- Born: 1925
- Died: 13 November 2024
- Known for: Participation in Indian independence movement

= Rampilla Narasayamma =

Indian freedom fighter (1925–2024)

Rampilla Narasayamma (1925–13 November 2024) was an Indian freedom fighter who actively participated in the country's struggle for independence. She hailed from the state of Andhra Pradesh. She joined Gandhi's Salt March movement, which was an act of civil disobedience against British rule.

== Career ==
She undertook multiple responsibilities in the struggle for independence, alongside her husband Sardar Rampilla Suryanarayana. The couple played a role in supporting revolutionary activities, particularly in the preparation and distribution of explosives to aid freedom fighters. They were jailed for their involvement in the Goa liberation movement.

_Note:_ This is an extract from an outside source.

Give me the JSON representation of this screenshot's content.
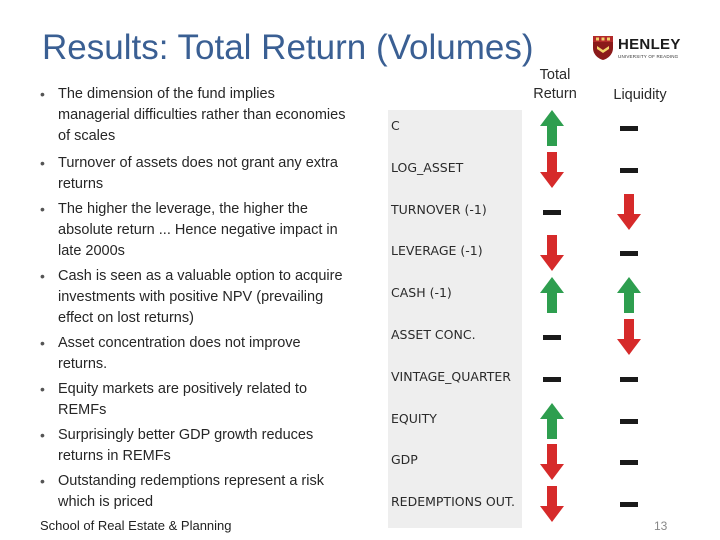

Under the leadership of her husband, a team of approximately forty individuals manufactured bombs on Vidyadharapuram Hill near Indrakiladri in Vijayawada. To maintain secrecy, they posed as individuals learning horse riding, a strategy that avoided drawing attention from neighbors or authorities. Narasayamma helped with transporting these explosives, concealing them under her silk sarees in trunk boxes. Together, she and her husband traveled extensively, often under the pretense of going on pilgrimages. They were actually delivering these explosives to members of the Revolutionary Socialist Party.

The couple's contributions were not without risk. They were arrested on December 3, 1943, in connection with the Bezwada Bomb Case and were sentenced to four years of imprisonment in Rayavellur and Alipur jails.

After India gained independence, the couple continued their activism, participating in the liberation struggles of Goa and Pondicherry, which were still under foreign rule. Narasayamma was arrested again, along with her husband, for allegedly supplying arms to Portuguese freedom fighters.

== Personal life ==
She married Sardar Rampilla Suryanarayana and gave birth to a son, Rampilla Jayaprakash, on April 10, 1958. She spent six months in jail with her newborn.

== Death ==
Narasayamma died at her home in Vijayawada on 27 November 2024, at the age of 99.